Yannarella has a background in the military and later corporate management before he came to direct operations at ReStore, located on Hwy. 93 in Easley, a few doors west of Skate Around USA. He has always been a dabbler in antiques and restoration he says. That has provided side income, helping to put his children through college.

Bruce Solva had a background in construction in another state and had lived in Africa for several years before he returned to the United States with his wife, Lori. “Bruce is the MacGyver of this operation,” says Yannarella. “You ask him to do something and he will figure out a way to make it happen.”

Yannarella said the store needed a display to help sell lighting fixtures donated for resale. Within a few days, Solva had designed and built an arbor for hanging them on.

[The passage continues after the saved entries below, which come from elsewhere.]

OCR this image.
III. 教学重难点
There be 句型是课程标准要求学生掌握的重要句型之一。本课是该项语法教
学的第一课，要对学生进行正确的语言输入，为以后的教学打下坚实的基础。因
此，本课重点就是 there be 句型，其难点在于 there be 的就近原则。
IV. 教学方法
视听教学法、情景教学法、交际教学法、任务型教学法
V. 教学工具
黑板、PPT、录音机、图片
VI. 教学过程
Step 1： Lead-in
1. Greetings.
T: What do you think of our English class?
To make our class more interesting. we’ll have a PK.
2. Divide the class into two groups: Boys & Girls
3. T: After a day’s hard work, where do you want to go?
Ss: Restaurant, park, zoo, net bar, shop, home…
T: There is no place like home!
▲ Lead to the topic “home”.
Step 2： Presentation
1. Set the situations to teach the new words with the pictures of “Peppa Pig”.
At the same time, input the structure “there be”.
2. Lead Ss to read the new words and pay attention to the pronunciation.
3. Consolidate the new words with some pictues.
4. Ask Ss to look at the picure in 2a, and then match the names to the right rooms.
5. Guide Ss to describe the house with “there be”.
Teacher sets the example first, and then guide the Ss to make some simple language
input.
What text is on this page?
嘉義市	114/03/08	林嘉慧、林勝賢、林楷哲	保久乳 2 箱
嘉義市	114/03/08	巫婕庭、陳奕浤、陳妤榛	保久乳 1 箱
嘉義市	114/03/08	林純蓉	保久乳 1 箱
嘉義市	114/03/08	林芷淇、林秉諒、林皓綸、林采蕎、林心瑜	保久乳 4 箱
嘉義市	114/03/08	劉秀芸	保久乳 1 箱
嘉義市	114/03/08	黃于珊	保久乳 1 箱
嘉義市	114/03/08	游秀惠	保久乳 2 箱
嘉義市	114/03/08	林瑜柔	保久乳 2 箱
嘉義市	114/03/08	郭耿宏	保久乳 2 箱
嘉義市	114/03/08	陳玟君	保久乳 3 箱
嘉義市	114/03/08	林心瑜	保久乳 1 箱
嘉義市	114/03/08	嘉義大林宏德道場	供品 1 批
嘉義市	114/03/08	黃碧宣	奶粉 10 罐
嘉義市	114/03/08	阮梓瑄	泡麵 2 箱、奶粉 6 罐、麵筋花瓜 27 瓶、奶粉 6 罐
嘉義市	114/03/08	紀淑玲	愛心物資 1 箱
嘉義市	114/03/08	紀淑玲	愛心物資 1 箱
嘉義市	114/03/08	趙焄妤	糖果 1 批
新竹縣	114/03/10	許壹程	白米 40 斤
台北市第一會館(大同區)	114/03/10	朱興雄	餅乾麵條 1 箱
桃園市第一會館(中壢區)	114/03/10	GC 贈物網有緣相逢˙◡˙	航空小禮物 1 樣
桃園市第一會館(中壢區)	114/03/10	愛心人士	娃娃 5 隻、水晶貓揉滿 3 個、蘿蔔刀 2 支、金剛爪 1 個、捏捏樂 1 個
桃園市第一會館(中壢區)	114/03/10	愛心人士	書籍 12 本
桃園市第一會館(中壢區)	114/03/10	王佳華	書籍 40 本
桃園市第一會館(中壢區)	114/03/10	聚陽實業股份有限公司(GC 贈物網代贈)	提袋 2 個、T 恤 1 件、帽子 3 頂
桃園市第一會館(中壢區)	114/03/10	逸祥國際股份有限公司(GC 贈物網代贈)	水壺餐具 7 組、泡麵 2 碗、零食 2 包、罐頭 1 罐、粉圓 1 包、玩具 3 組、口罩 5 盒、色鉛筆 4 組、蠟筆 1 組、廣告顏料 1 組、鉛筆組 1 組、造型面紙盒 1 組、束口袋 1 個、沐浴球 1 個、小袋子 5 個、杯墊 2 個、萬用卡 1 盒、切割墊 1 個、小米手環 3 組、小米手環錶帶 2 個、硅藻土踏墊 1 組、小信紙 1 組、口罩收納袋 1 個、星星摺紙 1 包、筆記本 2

Solva started as a volunteer and now works part time, helping make things happen. Last Thursday he was fitting a sink to a display of bathroom fixtures inside the store. “It’s not much money, but I enjoy doing it. And you get to meet people and talk to them and help them figure out what they need,” Solva said smiling.

Vallie Mae Cobb is ambassador for the store, said Habitat for Humanities Director Jill Evans. “Vallie Mae knows everybody in Pickens County, and talks to them,” Evans said. That in itself helps bring people in and helps them find what they need.

Other volunteers include several local high school students and Clemson students. Several of the university’s sororities and fraternities provide volunteers doing their community service work. They clean donated items and help Solva test every appliance and lamp that comes through the door.

Donors have provided some unique and valuable things for resale, Evans said. The store currently has a display featuring an old bicycle, collector plates, stacks of kitchen and bathroom fixtures along with odds and ends of tables, chairs and other housewares and knick-knacks that have been arranged by staff to show off the potential. Presentation is critical to the potential for sales, Yannarella said.

One donor had worked for months selling collector plates from his mother’s estate on E-Bay when he brought in a batch of at least 30 for donation to the store. They now inhabit a section at the front of the store.

Builders supplies like Lowe’s and Dixie Lumber Company, regularly donate discontinued models of home fixtures.